Life,  Writing

Growth Isn’t Always Easy

I, like most people, went through several growth spurts during middle school.  For most of my life I’ve been taller than the majority of kids my age, so these spurts were unwelcome.  I was more mature than many my age, too, which wasn’t always the most fun (though now I see it as a huge blessing).

I got braces smack dab in the middle of sixth grade, leaving me to be one of the only middle schoolers with metal wires stuck to my teeth and an adjuster situated in the roof of my mouth that was cranked with a key.

Growth spurts are not always fun when they occur in one’s formative years.  They make for awkward conversations, awkward feelings, and awkward appearances.  I am coming to learn, though, that growth spurts continue long after one has actually stopped growing.

Life has a way of stretching a person out.  We are all constantly being molded to fit the shape of the place we are in.  This is a type of growth, a type of re-shaping.  It is a harsh and soft process all at once.

Growth, if we are all being honest, is painful.  Even the physical type of growth can be – I distinctly remember my mother telling me that the occasional aches and pains I experienced in my limbs were growing pains.  Despite the pain that sometimes comes from growth, it is a beautiful thing.

As I have come to very recently recognize, I have been in a phase of growth for the past couple of years.  Looking back on where I was last year is startling.  There has been growth since then – it hurt at times and made me cry at others, but it was still growth.

Sometimes the only way to become a better person is to run through the fire, or slog through the mud, if I’m going to be more accurate.  I think the worst part about periods of growth is that I can tell when I am in one, mainly because it hurts in new and unexpected ways than ever before, but I cannot see the end goal.  I can’t see the person I will be in a week, in a month, in a year, I just know that person will be different than the person currently making her way through the swampland.

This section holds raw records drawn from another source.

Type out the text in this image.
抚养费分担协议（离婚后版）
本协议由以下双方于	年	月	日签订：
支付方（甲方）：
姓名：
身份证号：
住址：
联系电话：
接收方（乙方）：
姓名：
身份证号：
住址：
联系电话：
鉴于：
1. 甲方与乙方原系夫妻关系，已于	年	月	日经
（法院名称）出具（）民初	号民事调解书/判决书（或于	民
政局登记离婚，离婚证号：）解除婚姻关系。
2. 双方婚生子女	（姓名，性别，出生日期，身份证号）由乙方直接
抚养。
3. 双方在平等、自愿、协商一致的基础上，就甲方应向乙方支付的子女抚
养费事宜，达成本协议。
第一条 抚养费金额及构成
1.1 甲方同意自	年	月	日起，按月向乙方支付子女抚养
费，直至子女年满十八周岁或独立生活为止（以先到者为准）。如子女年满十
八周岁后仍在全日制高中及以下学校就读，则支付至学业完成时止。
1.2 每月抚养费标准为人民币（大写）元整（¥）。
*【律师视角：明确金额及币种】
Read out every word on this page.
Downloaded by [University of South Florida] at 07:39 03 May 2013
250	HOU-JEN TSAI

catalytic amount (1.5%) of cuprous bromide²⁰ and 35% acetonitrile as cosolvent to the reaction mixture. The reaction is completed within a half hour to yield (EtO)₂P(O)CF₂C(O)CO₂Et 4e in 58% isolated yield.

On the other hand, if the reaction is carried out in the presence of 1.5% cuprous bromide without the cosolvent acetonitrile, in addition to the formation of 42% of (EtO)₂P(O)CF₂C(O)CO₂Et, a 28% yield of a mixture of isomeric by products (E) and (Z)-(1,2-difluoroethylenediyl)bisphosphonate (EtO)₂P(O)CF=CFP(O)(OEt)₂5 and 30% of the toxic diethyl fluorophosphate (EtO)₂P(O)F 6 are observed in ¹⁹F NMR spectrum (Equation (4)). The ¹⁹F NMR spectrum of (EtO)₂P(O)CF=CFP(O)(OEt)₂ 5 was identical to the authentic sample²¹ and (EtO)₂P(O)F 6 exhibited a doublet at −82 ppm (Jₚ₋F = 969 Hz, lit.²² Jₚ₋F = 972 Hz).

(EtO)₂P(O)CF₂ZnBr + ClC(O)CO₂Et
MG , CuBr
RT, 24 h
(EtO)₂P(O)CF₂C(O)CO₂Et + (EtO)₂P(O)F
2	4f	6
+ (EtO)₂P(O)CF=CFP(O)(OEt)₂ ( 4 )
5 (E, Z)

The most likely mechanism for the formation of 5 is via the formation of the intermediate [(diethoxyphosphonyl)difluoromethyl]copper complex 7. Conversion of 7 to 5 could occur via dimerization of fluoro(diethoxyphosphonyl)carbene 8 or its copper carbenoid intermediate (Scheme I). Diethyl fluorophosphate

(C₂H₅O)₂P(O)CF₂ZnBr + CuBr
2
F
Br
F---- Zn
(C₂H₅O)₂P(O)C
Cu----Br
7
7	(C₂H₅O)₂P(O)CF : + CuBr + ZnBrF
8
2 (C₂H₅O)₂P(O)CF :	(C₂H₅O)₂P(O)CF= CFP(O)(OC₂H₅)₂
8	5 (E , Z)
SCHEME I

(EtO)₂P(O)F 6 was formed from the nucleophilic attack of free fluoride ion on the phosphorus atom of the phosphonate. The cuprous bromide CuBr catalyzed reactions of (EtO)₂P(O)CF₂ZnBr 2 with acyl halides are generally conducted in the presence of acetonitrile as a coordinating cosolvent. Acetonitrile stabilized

I find in these moments I must look to the good that I know will come of this, even though I don’t know when.  I can only grasp at what the future might bring – the brilliant dawn at the end of a dark night that I know will eventually come.  I must grasp on to hope for better times yet to come, for a better me that is yet to come.  I know one day I will be that person reflecting back on life and recognizing the beauty that came from this present pain.

And I can only hope that person will be a better one.